I also think it's strange that nobody else is reporting this problem. I'm quite confident in my computer stability, after 8 months crunching numbers without errors. And if it was a hardware problem (memory/cpu/mb) I suppose I'd also get other types of errors. Maybe people don't report it because it's a random error and emerge --resume "solves" it. 

Anyway, now I have access to another quad core system similar to mine. I'll leave it for a day in an emerge loop and see if it fails. If it doesn't, I'll have to assume that my computer has a weird problem that only manifests with this error.
Comment 15 Zac Medico gentoo-dev 2008-06-16 13:36:43 UTC
Created attachment 157083 [details, diff]

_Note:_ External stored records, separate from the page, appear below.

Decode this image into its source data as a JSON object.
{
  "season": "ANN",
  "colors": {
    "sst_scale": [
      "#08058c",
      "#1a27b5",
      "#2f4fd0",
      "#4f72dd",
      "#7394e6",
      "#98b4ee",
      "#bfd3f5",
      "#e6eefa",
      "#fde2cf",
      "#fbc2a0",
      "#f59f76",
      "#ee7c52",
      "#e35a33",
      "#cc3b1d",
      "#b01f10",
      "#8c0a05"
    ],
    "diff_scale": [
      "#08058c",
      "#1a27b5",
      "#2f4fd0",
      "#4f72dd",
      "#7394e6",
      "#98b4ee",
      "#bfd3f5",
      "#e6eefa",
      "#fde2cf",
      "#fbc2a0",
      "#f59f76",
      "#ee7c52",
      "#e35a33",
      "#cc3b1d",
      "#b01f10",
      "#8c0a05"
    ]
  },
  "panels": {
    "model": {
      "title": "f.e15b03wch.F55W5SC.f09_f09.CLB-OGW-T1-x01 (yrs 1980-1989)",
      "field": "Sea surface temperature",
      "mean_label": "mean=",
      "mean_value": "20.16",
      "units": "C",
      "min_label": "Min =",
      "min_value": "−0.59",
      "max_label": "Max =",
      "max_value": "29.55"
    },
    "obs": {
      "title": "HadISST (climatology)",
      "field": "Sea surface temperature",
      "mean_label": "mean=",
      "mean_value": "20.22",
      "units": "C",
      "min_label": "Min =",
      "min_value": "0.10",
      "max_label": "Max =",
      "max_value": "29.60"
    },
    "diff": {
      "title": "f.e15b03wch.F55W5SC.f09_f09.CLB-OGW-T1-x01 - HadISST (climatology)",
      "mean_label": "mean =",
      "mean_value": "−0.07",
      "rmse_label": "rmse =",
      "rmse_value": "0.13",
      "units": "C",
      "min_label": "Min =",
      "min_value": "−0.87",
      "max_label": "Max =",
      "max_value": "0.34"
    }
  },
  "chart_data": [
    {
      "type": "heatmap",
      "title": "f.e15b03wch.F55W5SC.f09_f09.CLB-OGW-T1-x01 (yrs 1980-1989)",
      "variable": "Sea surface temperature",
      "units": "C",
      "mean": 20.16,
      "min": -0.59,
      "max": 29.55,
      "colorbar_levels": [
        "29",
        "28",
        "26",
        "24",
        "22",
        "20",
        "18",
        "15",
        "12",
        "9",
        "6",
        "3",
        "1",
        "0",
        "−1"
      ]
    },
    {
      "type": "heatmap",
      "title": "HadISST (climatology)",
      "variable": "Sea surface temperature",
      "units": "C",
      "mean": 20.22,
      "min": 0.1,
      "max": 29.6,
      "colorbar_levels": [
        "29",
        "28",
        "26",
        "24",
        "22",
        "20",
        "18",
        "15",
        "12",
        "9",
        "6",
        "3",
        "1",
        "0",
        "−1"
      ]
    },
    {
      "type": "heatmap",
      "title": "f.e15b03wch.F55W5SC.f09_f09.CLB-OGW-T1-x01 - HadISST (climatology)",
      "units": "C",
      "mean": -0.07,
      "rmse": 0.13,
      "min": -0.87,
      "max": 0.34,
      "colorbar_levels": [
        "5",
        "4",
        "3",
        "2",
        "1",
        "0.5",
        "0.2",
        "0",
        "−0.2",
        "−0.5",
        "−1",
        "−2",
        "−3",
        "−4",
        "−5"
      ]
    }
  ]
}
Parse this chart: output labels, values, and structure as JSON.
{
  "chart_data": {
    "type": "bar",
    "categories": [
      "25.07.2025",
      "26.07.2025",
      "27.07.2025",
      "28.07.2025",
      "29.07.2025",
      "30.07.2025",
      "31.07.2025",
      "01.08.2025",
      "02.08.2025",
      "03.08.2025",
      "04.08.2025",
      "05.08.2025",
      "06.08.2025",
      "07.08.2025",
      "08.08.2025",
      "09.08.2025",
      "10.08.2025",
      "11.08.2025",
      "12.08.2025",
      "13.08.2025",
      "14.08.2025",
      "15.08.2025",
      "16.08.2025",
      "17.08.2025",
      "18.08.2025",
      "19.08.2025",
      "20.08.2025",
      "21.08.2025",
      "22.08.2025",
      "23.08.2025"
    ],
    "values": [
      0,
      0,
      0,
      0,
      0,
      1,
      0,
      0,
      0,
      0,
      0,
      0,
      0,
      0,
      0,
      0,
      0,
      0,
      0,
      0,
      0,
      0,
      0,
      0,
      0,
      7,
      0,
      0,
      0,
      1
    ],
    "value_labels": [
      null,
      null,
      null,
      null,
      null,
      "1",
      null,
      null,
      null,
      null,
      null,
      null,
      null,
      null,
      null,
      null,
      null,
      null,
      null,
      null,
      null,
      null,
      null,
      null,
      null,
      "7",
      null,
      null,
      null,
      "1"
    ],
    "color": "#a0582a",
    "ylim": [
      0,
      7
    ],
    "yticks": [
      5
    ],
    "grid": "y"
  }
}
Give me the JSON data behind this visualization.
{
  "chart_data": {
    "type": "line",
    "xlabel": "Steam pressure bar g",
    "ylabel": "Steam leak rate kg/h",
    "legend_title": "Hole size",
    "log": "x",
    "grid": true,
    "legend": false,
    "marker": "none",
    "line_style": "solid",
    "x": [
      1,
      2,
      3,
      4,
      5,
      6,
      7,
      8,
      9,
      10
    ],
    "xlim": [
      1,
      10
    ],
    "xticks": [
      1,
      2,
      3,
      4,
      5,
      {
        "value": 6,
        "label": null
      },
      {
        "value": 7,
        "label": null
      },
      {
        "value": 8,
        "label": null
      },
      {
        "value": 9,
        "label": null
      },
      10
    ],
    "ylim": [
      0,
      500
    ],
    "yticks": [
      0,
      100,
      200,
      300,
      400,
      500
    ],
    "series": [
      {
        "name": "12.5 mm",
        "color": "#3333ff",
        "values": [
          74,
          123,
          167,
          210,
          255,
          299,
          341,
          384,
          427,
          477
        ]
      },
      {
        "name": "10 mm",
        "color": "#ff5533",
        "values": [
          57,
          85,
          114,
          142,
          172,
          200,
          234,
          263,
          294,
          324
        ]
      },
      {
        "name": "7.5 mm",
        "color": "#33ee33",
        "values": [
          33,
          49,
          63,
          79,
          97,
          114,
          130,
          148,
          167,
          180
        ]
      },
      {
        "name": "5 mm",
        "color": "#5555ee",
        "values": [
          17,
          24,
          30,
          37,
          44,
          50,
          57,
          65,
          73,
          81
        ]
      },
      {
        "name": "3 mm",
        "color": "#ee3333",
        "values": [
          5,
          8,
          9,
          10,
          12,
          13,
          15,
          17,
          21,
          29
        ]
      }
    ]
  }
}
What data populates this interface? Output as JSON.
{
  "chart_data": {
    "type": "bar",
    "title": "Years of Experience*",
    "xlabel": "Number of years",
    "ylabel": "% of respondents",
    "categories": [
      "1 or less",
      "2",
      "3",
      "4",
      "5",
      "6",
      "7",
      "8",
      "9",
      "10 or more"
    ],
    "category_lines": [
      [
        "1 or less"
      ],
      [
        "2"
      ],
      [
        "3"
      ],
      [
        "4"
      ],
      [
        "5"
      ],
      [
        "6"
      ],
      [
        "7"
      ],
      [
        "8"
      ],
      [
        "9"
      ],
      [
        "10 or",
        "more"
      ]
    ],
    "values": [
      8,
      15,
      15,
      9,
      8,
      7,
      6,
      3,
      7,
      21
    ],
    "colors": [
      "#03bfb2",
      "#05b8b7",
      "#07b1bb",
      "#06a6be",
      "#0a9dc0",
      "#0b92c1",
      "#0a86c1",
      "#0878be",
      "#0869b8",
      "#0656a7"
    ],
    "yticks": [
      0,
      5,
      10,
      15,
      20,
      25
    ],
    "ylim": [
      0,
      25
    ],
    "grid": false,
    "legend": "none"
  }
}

actively invalidate cache when adding/removing packages (don't rely on mtime)

Hopefully this will solve it. Please test.
Comment 16 Francisco J. Vazquez 2008-06-16 22:57:45 UTC
(In reply to comment #15)
> Created an attachment (id=157083) [edit]
> actively invalidate cache when adding/removing packages (don't rely on mtime)
> 
> Hopefully this will solve it. Please test.
> 
Yeah, it works ok now. At least I completed an emerge -e system from a stage3 without errors, something I couldn't do before. Thanks :)
Comment 17 Zac Medico gentoo-dev 2008-06-18 00:13:37 UTC
Thank you for testing. It's released in 2.1.5.6.